Haksız Fesih Nedir, Şartları Nelerdir?

Multinet Up Editör

Yazar:

Multinet Up

Editör

13.09.2023
5 Dakika Okuma Süresi

İş sözleşmesi, işçi veya işveren tarafından çeşitli sebeplere bağlı olarak feshedilebilir. Sözleşmeyi sonlandıran taraf, bu kararı belli bir nedene dayandırmak zorundadır. Bu nedenler, fesih türünü belirler. Bazı durumlarda işçiyle işveren arasında haksız fesih tazminatı söz konusu olabilir. Sözleşmenin haksız fesihle sonlandırılması durumunda ortaya çıkan çeşitli koşullar, haklar ve kazanımlar mevcuttur. Sizin için hazırladığımız bu yazıda haksız feshe dayanan iş sonlandırma kararının niteliğini ve sonuçlarını değerlendirdik.

Haksız Fesih Nedir?

İş akdini feshetme yetkisini kullanmak isteyen taraf, ortaya belli nedenler sürmek durumundadır. Herhangi belirgin bir nedene dayanmayan iş sonlandırma işlemi haksız fesih olarak adlandırılır. Başka bir ifadeyle; iş akdini feshetme yetkisi veren durumlar oluşmadığı hâlde çalışma sürecinin sonlandırılması bu şekilde adlandırılır. Söz konusu iş sonlandırma sürecinde haksız fesih tazminatı ortaya çıkar.

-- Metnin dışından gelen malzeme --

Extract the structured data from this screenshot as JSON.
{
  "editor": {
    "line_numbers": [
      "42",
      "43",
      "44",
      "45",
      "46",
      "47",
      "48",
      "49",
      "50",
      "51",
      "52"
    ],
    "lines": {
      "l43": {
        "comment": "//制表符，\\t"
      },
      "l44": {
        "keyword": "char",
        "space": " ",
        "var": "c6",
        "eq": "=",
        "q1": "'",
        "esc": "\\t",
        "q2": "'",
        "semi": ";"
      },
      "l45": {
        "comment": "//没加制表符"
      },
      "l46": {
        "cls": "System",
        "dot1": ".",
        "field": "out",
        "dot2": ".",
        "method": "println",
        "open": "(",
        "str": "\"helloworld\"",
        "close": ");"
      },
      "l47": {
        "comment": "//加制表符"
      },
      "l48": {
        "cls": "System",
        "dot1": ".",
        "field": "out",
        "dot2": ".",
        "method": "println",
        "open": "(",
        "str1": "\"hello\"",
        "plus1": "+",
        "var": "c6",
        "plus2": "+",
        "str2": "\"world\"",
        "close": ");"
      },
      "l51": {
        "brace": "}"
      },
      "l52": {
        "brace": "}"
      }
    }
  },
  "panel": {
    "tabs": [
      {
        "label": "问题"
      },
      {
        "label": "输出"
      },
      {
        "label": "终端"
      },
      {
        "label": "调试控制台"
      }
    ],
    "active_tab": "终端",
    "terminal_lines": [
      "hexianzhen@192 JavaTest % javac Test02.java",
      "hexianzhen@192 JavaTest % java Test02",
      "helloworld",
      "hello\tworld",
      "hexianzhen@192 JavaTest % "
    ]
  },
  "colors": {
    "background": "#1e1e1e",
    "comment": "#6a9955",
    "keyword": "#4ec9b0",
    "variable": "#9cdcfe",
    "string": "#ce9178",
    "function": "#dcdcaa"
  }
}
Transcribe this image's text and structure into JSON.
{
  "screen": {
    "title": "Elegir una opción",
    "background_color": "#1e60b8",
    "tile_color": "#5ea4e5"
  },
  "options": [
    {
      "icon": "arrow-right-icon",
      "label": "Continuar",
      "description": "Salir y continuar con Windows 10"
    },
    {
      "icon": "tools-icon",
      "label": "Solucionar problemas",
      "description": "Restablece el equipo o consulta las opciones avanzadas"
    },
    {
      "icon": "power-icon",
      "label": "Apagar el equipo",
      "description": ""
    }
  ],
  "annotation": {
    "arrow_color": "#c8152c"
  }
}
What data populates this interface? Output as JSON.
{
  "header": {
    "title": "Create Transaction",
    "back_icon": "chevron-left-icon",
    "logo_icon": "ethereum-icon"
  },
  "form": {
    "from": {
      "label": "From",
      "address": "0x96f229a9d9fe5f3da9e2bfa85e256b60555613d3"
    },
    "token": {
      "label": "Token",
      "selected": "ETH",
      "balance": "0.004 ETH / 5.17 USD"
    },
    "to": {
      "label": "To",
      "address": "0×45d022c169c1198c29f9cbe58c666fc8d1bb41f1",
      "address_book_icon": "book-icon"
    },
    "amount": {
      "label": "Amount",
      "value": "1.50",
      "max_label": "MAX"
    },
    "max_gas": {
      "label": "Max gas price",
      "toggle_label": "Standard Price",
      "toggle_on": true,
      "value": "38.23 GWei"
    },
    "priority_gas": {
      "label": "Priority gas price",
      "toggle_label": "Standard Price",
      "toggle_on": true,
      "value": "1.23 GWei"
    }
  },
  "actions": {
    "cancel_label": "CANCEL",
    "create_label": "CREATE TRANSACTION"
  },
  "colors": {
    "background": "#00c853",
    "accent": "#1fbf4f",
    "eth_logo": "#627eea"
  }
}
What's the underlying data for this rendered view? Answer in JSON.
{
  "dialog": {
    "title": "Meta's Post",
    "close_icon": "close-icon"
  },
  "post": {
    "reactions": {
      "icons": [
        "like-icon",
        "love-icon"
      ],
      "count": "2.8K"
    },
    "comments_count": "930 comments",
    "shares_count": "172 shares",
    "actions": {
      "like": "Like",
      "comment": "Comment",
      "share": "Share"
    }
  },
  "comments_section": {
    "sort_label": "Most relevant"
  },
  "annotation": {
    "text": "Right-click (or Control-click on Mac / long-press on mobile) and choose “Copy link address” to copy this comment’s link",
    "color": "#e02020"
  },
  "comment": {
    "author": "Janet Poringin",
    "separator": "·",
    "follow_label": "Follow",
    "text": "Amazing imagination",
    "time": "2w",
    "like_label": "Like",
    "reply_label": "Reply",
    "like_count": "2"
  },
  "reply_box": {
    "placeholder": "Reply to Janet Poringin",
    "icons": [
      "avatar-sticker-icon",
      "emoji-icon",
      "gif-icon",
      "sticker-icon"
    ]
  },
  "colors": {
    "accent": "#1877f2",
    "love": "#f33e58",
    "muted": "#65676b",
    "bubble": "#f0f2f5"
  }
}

Haksız fesih tazminatı hesaplanırken işçinin maaşı baz alınır. Söz konusu ücret, işçinin altı aylık maaşını geçemez. Sözleşmede aksi belirlenmemişse hesaplama çıplak brüt ücret üzerinden yapılır. Kontratta bu konuda bir hüküm varsa fesih durumunda bu madde dikkate alınır.

İş sürecinin feshedilmesine dair haklı sebepler İş Kanunu’nun 24 ve 25’inci maddelerinde belirtilir. Bu maddeleri genel olarak özetlemek gerekirse; işçinin veya işverenin çalışma sürecine zarar vermesi, ahlaka ve kanuna aykırı davranışlar sergilemesi sürecin sonlandırılması için haklı sebepler oluşturur. Sözü geçen maddelere dayanmayan iş sonlandırma işlemi ise haksız fesih olarak adlandırılır. İşçinin veya işverenin herhangi bir sebebe dayanmadan çalışma akdini sonlandırma hakkı vardır.

Haklı fesih ile ilgili detayları öğrenmek için "Haklı Fesih Nedir, Şartları Nelerdir?" başlıklı yazımızı ziyaret edebilirsiniz.

Haksız Fesih Tazminatı Şartları Nelerdir?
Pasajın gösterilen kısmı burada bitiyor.